The Baker Chocolate Company is the oldest producer of chocolate in the United States. The company was established when a physician named Dr. James Baker met John Hannon on the banks of the Neponset River. Irishman John Hannon was penniless but was a skilled chocolatier, a craft which he had learned in England and which was, until now, exclusive to Europe. With the help of Baker, Hannon was able to set up a business where he produced “Hannon’s Best Chocolate” for 15 years. In 1779, Hannon went on a trip to the West Indies and never returned. His wife sold the company in 1780 to Dr. Baker who changed the name to Baker Chocolate Company. The Baker's Chocolate brand now belongs to Mondelez International.
Dr. James Baker’s son, Edmund (1770–1846), and his son, Colonel Walter (1792–1852), successfully carried on the business. The chocolate was marketed with a guaranteed money-back policy if the customers were not one hundred percent satisfied with their purchase. Colonel Walter Baker had studied law at Harvard College and thus had the name “Baker’s” legally protected for future generations of this family business.

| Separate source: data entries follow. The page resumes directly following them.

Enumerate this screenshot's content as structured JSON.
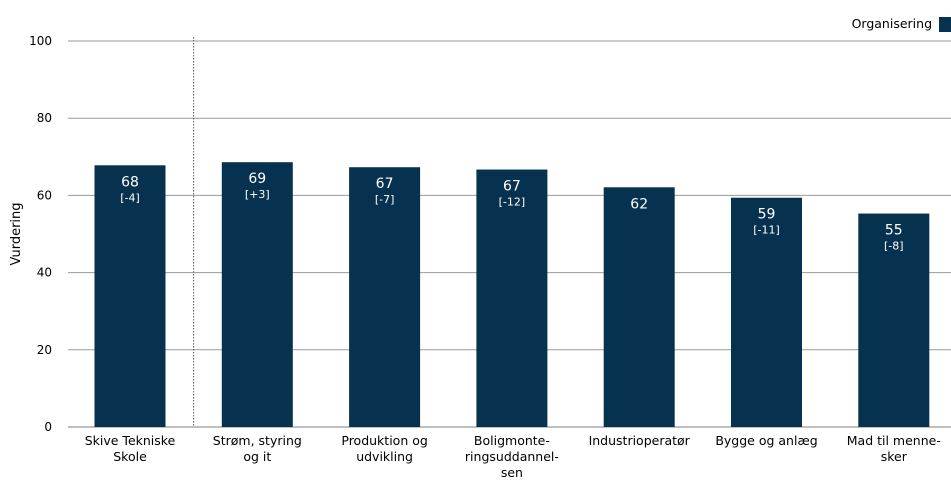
{
  "chart_data": {
    "type": "bar",
    "title": "",
    "xlabel": "",
    "ylabel": "Vurdering",
    "ylim": [
      0,
      100
    ],
    "yticks": [
      0,
      20,
      40,
      60,
      80,
      100
    ],
    "grid": true,
    "legend_position": "top-right",
    "series": [
      {
        "name": "Organisering",
        "color": "#06324f",
        "values": [
          67.8,
          68.6,
          67.3,
          66.7,
          62.1,
          59.4,
          55.3
        ],
        "value_labels": [
          "68",
          "69",
          "67",
          "67",
          "62",
          "59",
          "55"
        ],
        "change_labels": [
          "[-4]",
          "[+3]",
          "[-7]",
          "[-12]",
          "",
          "[-11]",
          "[-8]"
        ]
      }
    ],
    "categories": [
      [
        "Skive Tekniske",
        "Skole"
      ],
      [
        "Strøm, styring",
        "og it"
      ],
      [
        "Produktion og",
        "udvikling"
      ],
      [
        "Boligmonte-",
        "ringsuddannel-",
        "sen"
      ],
      [
        "Industrioperatør"
      ],
      [
        "Bygge og anlæg"
      ],
      [
        "Mad til menne-",
        "sker"
      ]
    ],
    "separator_after_index": 0
  }
}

After Colonel Walter Baker died, his brother-in-law Sidney Williams took over, but died two years later. Henry Lillie Pierce, a stepnephew of Walter Baker, leased the business for the next thirty years. Henry Lillie Pierce expanded the business substantially. He added more buildings for the production and found new market places for the chocolate products. He exhibited his products at Exhibitions in both the old and new worlds, and won an award at the Vienna Exhibition in 1873. Pierce was an influential citizen of Dorchester and politically very active: he was elected mayor of the city of Boston twice, served as US congressman and in the Massachusetts House of Representatives.